Volontari distribuiscono cibo in Siria durante il mese del Ramadan.

La lira siriana ha subito una svalutazione del 92%. Nel 2010 occorrevano 48 lire per acquistare un dollaro americano, mentre oggi, secondo i tassi di cambio ufficiali, ce ne vogliono 512, che diventano 625 sul mercato nero. Tutto questo rende insostenibile la vita dei civili. Il prezzo dell’energia e delle materie prime necessarie alla sopravvivenza, in un Paese che non produce più nulla, e soprattutto nelle zone dove la vita trascorre più nelle casematte che sotto il cielo, è sempre più alto.

PREZZO ENORME PER I BENI IMPORTATI. Per chi vive sotto i missili dell'aviazione, i colpi di mortaio, i lanciarazzi Rpg e i barili bomba, i costi delle merci essenziali sono più alti che altrove. Portare beni di prima necessità nelle zone di guerra ha un prezzo enorme, i costi elevati degli aiuti umanitari dipendono dalla logistica e questi sono ancora più alti se i beni sono d'importazione.

L'83,4% VIVE SOTTO LA SOGLIA DI POVERTÀ. Secondo un rapporto delle Nazioni unite, pubblicato nel mese di aprile 2017, l’83,4% dei siriani vive al di sotto della soglia di povertà, rispetto al 28% di prima della guerra scoppiata nel 2011. Il costo della vita è aumentato così tanto che le associazioni di solidarietà hanno più che raddoppiato il numero di pasti per l’iftar che distribuiscono ai bisognosi durante il Ramadan.

Nel 2014 avevamo distribuito 130 mila pasti, nel 2015 siamo arrivati a 230 mila e nel 2017 penso che possiamo superare il mezzo milione

Issam Habbal, direttore dell'Ong Saed

Issam Habbal, direttore dell'Organizzazione non governativa (Ong) Saed, racconta: «Nel 2014 avevamo distribuito 130 mila pasti, nel 2015 siamo arrivati a 230 mila e nel 2017 penso che possiamo superare il mezzo milione». La crisi non ha risparmiato nessuno: «Se anche i ricchi sono stati colpiti, si può immaginare come quelli che erano già sfortunati sono stati devastati».

GRANDI PENTOLE CON RISO E CARNE. Habbal dice che «ogni giorno all’ombra della grande Moschea degli Omayyadi, nella città vecchia di Damasco, un centinaio di nostri volontari cuociono in grandi pentole un semplice piatto di riso e carne che poi distribuiscono a centinaia di damasceni e di sfollati. Ogni giorno abbiamo bisogno di più volontari».

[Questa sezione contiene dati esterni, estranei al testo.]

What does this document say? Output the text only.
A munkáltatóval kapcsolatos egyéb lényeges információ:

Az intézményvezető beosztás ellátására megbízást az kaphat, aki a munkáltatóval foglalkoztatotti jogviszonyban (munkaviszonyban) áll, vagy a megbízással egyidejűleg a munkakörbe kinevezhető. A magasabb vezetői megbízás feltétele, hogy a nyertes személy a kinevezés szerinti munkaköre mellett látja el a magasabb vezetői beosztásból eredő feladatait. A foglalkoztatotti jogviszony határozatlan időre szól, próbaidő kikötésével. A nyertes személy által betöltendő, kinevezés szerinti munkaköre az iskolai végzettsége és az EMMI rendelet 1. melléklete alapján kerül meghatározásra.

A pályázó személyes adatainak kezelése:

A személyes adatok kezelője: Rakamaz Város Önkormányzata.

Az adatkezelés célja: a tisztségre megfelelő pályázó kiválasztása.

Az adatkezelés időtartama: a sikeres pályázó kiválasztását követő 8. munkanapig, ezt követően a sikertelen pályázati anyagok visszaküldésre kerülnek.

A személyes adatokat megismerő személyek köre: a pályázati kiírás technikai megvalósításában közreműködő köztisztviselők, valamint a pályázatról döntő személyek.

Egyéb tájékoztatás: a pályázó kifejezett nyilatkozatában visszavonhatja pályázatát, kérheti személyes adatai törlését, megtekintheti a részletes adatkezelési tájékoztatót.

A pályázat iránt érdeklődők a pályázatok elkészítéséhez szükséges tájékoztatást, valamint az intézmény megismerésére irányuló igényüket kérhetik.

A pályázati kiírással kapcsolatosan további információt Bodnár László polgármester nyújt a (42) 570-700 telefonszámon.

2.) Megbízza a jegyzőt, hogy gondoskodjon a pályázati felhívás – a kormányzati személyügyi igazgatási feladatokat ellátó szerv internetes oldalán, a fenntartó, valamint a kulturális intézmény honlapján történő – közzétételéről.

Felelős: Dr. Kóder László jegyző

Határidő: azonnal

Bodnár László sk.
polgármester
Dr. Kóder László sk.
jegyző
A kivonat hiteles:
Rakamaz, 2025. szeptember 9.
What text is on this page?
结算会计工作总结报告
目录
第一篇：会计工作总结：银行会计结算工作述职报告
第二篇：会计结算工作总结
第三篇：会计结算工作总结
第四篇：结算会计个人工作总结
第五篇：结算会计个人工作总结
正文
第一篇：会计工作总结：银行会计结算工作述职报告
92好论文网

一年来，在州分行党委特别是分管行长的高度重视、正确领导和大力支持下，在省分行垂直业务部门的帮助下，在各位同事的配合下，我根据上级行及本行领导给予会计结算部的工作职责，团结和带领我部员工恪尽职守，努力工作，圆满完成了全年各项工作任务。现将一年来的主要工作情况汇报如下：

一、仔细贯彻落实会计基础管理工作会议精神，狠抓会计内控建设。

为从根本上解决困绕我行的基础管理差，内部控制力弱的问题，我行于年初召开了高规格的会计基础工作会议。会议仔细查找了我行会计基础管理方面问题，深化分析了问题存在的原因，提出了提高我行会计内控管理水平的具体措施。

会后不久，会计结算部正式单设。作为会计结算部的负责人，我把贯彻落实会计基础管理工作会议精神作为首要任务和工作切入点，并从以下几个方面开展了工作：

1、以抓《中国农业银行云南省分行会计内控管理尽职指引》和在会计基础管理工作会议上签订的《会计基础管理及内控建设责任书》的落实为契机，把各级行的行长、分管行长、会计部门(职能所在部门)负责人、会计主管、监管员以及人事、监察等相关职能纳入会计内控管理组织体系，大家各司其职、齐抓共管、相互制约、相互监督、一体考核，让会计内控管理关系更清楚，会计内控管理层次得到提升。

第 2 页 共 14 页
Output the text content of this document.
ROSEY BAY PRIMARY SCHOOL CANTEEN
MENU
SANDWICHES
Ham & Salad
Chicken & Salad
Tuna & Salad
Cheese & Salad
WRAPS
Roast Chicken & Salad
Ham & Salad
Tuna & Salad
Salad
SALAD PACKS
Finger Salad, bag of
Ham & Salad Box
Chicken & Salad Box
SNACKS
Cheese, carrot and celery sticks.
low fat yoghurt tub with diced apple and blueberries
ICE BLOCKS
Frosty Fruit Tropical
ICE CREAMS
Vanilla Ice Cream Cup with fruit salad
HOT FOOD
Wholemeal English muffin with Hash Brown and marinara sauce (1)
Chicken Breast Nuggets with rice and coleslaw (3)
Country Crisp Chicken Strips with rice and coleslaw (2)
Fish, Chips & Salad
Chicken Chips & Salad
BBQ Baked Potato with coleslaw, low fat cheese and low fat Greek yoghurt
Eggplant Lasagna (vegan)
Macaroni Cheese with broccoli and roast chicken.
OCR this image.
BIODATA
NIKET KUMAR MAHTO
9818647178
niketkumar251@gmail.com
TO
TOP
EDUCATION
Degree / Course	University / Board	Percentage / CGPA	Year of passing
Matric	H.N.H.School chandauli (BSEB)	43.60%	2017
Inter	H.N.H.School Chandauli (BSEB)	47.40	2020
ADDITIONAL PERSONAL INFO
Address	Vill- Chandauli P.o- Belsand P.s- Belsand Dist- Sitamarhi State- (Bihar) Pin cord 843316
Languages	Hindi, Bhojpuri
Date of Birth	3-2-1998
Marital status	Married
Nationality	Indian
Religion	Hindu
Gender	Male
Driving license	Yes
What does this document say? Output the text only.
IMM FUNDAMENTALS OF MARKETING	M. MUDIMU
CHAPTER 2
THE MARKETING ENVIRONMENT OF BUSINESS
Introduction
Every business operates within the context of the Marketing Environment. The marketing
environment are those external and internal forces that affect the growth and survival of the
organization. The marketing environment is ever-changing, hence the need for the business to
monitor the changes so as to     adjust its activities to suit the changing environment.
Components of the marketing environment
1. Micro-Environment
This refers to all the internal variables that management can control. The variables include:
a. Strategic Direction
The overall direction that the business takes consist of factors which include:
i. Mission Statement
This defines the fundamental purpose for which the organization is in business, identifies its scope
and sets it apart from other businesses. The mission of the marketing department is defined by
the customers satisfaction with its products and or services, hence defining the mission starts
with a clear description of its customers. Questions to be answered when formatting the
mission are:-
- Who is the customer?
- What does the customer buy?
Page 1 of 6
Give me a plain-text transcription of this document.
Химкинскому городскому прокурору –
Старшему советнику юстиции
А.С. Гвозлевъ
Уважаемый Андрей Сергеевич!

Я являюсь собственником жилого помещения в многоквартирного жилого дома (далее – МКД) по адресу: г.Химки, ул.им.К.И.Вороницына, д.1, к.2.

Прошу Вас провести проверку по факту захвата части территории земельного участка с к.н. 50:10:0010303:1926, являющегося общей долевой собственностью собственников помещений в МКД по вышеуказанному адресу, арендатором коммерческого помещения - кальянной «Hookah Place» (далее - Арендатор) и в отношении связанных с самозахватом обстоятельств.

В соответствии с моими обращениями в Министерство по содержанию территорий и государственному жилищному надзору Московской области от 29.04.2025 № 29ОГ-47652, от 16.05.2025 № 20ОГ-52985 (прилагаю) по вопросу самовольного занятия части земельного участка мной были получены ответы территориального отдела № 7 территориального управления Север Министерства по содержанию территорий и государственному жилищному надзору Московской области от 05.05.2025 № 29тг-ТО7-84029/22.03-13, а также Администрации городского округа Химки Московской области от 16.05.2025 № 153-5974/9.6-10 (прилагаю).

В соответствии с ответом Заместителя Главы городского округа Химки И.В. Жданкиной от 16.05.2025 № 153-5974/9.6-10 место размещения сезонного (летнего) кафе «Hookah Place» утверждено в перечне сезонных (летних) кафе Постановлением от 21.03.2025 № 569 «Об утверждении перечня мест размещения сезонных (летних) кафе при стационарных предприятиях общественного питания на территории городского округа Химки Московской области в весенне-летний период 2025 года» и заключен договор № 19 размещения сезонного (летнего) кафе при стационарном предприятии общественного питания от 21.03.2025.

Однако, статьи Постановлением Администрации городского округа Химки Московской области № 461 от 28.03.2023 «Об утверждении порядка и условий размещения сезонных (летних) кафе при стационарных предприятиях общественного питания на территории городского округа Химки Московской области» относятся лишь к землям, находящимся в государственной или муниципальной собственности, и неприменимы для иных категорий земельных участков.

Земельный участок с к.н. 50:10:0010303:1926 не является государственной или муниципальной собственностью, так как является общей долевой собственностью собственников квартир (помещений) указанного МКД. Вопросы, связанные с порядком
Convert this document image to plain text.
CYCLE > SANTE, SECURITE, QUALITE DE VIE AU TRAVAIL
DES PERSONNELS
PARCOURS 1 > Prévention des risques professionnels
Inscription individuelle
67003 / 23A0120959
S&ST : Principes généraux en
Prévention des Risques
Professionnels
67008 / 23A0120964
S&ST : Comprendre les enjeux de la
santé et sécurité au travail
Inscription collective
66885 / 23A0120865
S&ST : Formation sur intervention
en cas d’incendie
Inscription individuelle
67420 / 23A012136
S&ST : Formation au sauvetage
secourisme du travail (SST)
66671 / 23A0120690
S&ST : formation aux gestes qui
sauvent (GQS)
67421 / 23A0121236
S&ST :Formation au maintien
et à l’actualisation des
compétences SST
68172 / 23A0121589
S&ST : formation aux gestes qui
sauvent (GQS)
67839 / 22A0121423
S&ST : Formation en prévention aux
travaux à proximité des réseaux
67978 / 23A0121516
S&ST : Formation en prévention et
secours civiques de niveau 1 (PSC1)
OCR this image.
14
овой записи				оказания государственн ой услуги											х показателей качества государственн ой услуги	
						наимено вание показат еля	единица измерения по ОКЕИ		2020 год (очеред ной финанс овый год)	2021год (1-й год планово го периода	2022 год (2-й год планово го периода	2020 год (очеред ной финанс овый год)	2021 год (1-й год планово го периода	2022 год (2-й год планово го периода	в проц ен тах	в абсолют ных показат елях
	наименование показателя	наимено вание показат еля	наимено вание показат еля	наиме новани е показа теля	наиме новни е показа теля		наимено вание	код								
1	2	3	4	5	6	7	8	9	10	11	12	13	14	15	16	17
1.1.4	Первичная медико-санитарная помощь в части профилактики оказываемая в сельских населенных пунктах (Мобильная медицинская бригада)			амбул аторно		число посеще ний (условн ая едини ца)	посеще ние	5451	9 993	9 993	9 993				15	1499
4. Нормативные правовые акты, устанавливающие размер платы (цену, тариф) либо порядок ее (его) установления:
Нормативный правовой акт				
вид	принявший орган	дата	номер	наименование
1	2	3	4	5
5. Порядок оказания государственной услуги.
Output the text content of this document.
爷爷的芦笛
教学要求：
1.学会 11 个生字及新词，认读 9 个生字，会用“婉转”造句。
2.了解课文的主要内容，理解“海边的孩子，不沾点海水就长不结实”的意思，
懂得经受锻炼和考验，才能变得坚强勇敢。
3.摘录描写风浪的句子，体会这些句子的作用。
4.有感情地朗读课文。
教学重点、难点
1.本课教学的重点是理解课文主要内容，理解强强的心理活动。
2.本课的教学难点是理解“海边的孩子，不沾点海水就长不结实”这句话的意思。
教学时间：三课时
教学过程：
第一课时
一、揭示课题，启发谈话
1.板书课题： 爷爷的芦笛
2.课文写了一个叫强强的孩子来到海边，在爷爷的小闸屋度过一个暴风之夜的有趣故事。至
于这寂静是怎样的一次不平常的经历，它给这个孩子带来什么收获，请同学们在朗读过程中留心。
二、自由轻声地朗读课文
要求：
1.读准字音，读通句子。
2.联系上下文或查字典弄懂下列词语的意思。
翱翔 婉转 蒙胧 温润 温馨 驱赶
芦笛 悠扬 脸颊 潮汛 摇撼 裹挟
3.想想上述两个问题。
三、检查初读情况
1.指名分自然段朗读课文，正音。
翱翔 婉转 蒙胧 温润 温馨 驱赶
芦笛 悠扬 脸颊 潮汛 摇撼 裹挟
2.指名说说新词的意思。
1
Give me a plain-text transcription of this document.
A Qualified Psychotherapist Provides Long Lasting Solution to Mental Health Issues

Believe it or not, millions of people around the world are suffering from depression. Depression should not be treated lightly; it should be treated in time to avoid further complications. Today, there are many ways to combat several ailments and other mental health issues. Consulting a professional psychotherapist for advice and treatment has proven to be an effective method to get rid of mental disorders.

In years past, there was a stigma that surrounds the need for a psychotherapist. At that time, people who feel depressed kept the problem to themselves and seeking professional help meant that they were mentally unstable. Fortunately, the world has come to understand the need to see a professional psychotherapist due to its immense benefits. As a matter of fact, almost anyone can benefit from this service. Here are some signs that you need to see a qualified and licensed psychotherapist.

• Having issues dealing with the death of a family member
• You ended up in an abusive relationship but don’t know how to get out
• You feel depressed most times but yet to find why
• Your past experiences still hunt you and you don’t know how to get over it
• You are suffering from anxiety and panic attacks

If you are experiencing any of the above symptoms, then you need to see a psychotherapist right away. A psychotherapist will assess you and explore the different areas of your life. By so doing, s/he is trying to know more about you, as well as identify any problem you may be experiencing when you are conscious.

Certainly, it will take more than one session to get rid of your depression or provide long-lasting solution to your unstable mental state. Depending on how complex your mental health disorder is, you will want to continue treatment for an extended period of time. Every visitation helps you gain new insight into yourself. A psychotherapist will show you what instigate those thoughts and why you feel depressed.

LA GUERRA COSTA 4,5 MILIARDI AL MESE. Secondo le stime, la guerra fino a oggi è costata alla Siria circa 330 miliardi di dollari, 4,5 miliardi al mese. Inoltre sono più di 10 milioni gli sfollati interni e i rifugiati. Quando arriverà la pace come si farà a risollevare l’economia senza professionisti, laureati, operai, contadini, medici e insegnanti, fuggiti all’estero? In Siria ci sono solo gli anziani e i combattenti, oltre a chi è rimasto intrappolato.